The complications and advanced stage of disease intend to have long surgeries, increased rate of postoperative complications leading to a prolonged hospital stay of patients.13,14 In this study sample, the mean period of hospitalization was 14.40 ± 3.43 days. Similarly, regarding subtype of cancer, adenocarcinoma was commonest in this study 92.5% and results were similar to a study conducted by Patra et al. in Eastern India.15

Patients who undertake emergency operation for colorectal cancers are 10 times more likely to die within 30 days of surgery,11 and colorectal emergencies are linked with substantial morbidity and mortality with poorer health-related quality of life afterwards.11,12,16 Controversy exists in literature reports about the effect of site of colorectal tumor on mortality;17,18 however; most studies document right sided colon cancers are associated with higher mortality rate than left sided colon cancers.19.20 In the present study, death rate after emergency operation was 12.5% and out of them 7.5% had ascending colon and 5% at rectum.

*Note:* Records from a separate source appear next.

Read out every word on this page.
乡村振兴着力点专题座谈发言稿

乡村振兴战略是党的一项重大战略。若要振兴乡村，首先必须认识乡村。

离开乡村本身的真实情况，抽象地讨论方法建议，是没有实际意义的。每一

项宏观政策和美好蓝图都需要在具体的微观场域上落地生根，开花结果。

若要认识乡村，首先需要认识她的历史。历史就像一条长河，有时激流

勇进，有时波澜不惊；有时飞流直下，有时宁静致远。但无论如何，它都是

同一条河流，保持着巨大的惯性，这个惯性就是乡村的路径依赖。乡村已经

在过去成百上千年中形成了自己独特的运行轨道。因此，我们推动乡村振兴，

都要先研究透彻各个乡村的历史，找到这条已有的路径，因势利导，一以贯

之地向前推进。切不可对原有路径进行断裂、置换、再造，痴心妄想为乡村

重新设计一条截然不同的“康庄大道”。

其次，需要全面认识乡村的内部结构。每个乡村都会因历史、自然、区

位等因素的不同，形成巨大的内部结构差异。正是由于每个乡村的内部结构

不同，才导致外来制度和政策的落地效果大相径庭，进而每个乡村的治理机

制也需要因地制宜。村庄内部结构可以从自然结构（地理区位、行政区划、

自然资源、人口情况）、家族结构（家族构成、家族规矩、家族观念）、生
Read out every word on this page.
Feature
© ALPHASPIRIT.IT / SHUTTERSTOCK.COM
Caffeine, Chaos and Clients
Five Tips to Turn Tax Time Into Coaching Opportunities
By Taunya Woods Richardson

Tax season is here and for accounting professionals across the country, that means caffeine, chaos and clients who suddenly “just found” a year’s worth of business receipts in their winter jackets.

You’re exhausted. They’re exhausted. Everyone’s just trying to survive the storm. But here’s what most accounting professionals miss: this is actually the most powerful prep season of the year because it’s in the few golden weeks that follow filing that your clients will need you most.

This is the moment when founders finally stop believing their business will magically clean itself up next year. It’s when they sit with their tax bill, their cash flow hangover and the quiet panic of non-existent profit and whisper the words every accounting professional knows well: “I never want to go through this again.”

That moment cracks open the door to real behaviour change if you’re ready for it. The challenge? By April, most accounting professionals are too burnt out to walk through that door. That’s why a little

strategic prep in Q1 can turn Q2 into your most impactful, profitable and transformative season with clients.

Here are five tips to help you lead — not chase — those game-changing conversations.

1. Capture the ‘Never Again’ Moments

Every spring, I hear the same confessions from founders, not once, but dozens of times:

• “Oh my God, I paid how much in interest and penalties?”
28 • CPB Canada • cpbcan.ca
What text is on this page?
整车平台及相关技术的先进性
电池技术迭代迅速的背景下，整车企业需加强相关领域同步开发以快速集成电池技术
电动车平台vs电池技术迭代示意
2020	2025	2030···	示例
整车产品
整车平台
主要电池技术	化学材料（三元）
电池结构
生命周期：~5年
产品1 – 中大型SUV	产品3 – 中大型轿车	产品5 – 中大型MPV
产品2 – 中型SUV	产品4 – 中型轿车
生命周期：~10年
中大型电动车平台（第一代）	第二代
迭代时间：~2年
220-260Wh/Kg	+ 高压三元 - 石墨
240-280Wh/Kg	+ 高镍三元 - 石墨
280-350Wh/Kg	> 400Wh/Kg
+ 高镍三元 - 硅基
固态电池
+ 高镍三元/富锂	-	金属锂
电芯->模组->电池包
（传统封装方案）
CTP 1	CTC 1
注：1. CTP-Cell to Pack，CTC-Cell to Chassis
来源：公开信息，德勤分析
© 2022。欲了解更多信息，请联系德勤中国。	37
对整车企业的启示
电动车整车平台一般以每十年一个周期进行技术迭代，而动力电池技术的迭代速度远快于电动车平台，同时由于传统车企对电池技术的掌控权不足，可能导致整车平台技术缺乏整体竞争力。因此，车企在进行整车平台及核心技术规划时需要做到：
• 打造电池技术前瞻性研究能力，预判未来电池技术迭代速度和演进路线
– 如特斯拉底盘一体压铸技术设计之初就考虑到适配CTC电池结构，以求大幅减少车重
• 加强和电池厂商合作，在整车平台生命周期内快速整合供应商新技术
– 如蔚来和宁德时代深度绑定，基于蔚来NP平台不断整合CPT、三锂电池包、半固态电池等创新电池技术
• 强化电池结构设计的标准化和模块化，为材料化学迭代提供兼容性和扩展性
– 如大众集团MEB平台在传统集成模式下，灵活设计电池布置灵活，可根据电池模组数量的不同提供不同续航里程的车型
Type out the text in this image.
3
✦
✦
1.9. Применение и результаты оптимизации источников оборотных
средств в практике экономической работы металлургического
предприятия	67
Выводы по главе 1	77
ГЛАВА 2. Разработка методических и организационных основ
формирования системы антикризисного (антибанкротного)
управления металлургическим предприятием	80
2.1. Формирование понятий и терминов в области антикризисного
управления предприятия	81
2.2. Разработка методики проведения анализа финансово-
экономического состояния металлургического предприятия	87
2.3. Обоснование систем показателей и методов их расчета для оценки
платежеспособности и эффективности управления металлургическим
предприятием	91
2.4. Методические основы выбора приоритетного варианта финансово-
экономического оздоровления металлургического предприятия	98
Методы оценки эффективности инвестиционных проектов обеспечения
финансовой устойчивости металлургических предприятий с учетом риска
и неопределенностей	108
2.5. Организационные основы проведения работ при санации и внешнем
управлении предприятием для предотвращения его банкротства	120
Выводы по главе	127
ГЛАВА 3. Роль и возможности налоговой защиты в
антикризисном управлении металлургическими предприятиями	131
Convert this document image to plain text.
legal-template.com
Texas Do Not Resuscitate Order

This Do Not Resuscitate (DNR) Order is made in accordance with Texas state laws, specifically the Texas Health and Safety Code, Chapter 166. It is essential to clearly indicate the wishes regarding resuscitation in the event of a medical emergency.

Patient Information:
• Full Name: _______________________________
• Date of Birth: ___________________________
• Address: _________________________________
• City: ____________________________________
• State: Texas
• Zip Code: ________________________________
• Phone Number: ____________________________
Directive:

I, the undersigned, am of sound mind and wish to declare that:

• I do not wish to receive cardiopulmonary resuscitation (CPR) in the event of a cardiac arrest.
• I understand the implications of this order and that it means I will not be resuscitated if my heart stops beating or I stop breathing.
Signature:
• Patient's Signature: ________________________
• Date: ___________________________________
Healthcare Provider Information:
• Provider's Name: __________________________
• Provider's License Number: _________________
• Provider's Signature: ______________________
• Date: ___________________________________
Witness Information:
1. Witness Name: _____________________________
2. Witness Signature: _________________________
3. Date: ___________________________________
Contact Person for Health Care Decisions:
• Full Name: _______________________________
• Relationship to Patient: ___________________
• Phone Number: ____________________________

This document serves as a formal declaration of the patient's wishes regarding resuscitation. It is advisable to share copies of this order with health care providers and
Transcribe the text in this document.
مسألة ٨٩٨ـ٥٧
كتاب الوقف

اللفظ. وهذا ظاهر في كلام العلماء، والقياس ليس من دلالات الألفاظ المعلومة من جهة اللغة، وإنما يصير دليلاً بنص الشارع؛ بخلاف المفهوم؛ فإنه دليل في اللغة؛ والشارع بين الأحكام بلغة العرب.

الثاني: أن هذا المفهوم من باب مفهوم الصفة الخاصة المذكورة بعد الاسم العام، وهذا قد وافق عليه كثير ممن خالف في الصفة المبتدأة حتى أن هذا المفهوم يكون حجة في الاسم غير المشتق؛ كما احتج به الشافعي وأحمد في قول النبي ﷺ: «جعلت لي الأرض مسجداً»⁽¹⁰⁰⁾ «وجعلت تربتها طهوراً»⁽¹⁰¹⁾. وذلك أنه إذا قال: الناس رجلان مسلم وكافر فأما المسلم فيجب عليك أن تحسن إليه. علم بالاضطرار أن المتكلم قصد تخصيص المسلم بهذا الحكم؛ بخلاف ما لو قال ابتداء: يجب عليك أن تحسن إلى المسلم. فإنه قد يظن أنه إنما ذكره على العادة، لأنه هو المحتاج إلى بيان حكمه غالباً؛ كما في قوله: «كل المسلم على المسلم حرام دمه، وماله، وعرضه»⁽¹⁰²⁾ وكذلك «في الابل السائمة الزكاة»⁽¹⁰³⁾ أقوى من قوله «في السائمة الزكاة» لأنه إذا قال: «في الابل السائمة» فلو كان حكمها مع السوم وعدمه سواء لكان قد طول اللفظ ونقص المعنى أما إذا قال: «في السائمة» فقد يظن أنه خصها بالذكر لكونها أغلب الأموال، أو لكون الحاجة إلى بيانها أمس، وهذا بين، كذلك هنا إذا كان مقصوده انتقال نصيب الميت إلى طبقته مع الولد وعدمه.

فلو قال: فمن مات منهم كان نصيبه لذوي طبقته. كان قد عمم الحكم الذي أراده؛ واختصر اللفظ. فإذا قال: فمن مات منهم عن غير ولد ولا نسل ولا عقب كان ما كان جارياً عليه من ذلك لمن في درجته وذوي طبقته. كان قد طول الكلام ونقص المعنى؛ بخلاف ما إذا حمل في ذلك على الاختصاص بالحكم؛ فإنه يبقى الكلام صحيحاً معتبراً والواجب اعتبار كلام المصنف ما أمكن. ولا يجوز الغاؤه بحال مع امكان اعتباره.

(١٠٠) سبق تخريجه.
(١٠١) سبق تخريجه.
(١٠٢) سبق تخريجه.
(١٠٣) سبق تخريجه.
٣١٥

Despite current recommendations for colorectal cancer screening, patients still, present with some complications.2 Information from the National Cancer Intelligence Network (NCIN) showed that almost a quarter of patients with colorectal tumors are still diagnosed as emergency patients after screening.10 The National HS introduced National Bowel Cancer Screening System (NBCSP) in 2006 with the main objectives of early colorectal tumor detection and reduction for emergency admissions. There is evidence that a well-functioning screening system has the potential to reduce the rate of emergency admissions; however, in this study 95% of patient did not gave history of screening colonoscopy in their lifetime, showing how serious screening issues are prevalent in resource less countries.

This research was one of its kind of pilot studies to demonstrate concern about the emergency presentation of colorectal tumors in the local population. There were some drawbacks in our research, such as a single institute research lack of long-term follow-up, but there is a troubling incidence of colorectal malignancies reported to the Emergency Department that could be avoided if appropriate screening procedure were to be followed. Difficulties in screening systems in Third World countries, such as Pakistan, need to be resolved in order to detect the carcinoma in a timely manner and that emergency presentations. Reducing emergency presentations would enable health services to be used more effectively and accurately, enhancing patient care experience and increasing survival for patients with cancer.

CONCLUSION

Colorectal tumors to present in emergency with varying degree of severity and outcome depend on multiple factors. Male gender, young age and ascending colon cancer had more frequency emergency presentation. Most patients had stoma formation as emergency operation. Main variables for evaluating bad outcomes following colorectal tumor surgery were higher ASA scores, lack of colonoscopy screening and postoperative medical complications.

ETHICAL APPROVAL:
Study was conducted after obtaining approval from the Institutional Review Board (SGR-18-21856).

PATIENTS’ CONSENT:
Informed consents were obtained from all individual participants included in the study.

CONFLICT OF INTEREST:         
Authors declared no conflict of interest.

AUTHORS’ CONTRIBUTION:
GA: Concept, design, interpretation, draft.
AS:  Drafting work, critical analysis final approval.
SM: Accuracy, critical analysis, final approval.
BA: Critical analysis, accuracy.
AG: Data analysis, SPSS work, patient files.
KMG: Final approval, logistics, critical analysis.